Kariera Nicolasa Cage w ostatnich latach wstąpiła na bardzo specyficzną ścieżkę. Na której większość filmów to samoświadome produkcje, które nie traktują się poważnie, a Cage gra tam przegięte role ekscentryków, więc nie dziwi, że został w tym filmie Draculą.

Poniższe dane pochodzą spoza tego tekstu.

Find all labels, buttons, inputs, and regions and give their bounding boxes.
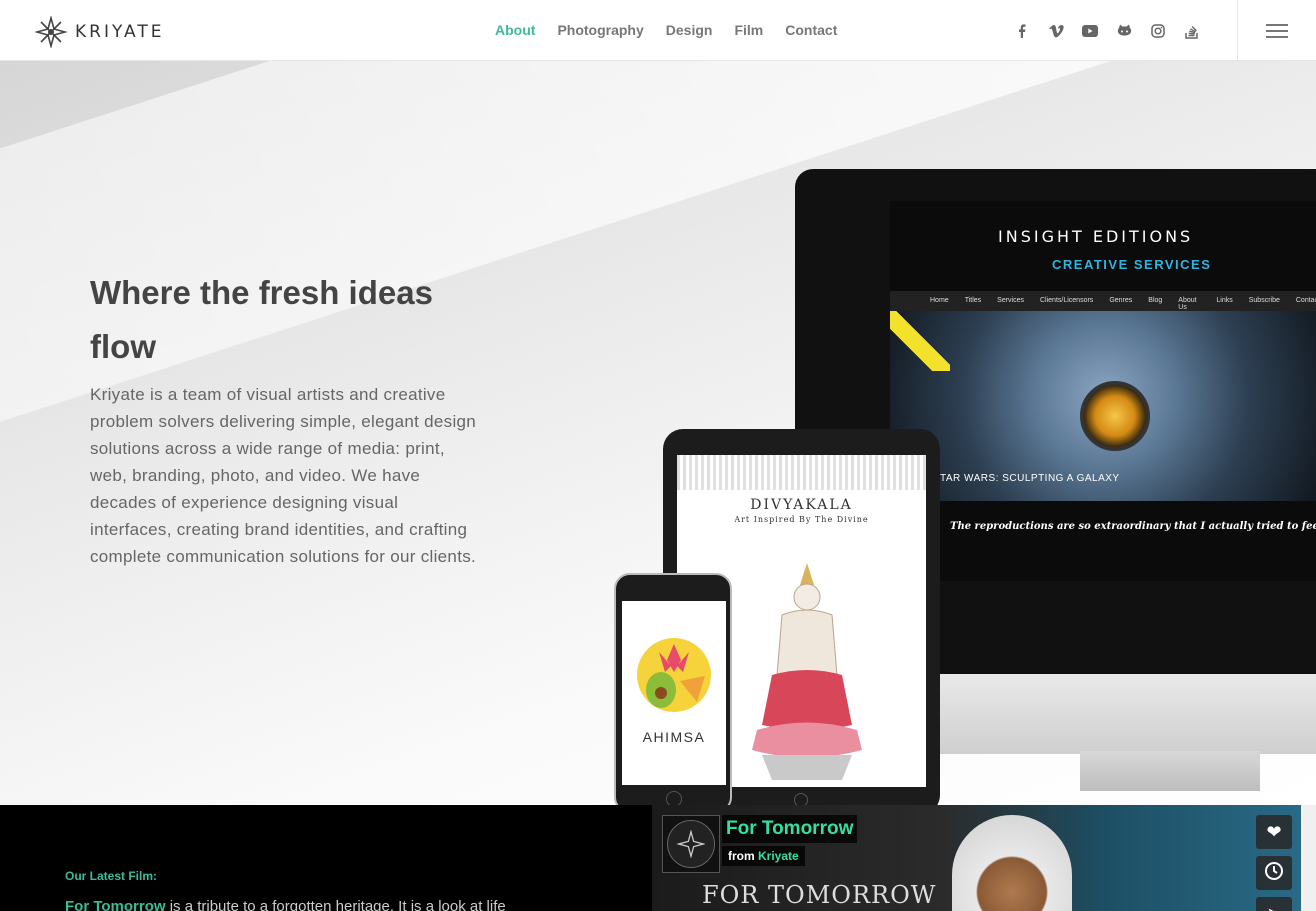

I właśnie w ten samoświadomy charakter niepoważnej adaptacji filmu o Draculi uderza ten film. Choć właściwie opowiada historię tytułowego Renfielda, pomocnika Draculi, który spełnia każdą jego zachciankę. Poznajemy go, gdy Hrabia go omotał i obiecał niesamowite życie, pełne luksusu, a kupił go tym, że zainteresował się w ogóle jego osobą. Jednak dość szybko się okazało, że relacja ich jest dość jednostronna i Renfield został po prostu pomagierem Draculi, który nie raz musiał ratować go z tarapatów. Ponadto bohaterowie nie raz musieli zmieniać miejsce, bo zostały na nich prowadzone naloty. I tak oto znaleźli się w Chickago. Dracula po raz kolejny odzyskiwał siły po tym jak nie omal nie dokonał swojego nieśmiertelnego żywota, natomiast Reinfeld dostarczał mu ofiary. Jednak po zapisaniu się do grupy wsparcia dla osób, które utknęły w toksycznych związkach. Chce wyrwać się od Draculi i zaczyna mu w tym pomagać policjantka, która postawiła się synowi mafii trzymającej w garści zarówno miasto, jak i lokalną policję.
Zawiązują się wtedy dziwne sojusze, gdy powracający do siły Dracula łączy swoje siły z mafią i skorumpowaną policją. Naprzeciwko ich staje Renfield i zbuntowana policjantka. Na konflikcie tym opiera się wiele scena walk, które są niezwykle angażujące. Z jednej strony opierają się na nadprzyrodzonych mocach nieumarłych, ale też mamy elementy sztuk walki, jak i starcia z udziałem broni palnej. Mix ten potęgowany jest do stopnia przegięcia, gdzie krew się leje w stylu slasherów, a przy tym w samych starciach mamy masę komedii. Wiem, brzmi to, jak dziwne połączenie, jednak niespodziewanie działa i ciężko oderwać wzroku od tych scen, mimo że są niezwykle brutalne.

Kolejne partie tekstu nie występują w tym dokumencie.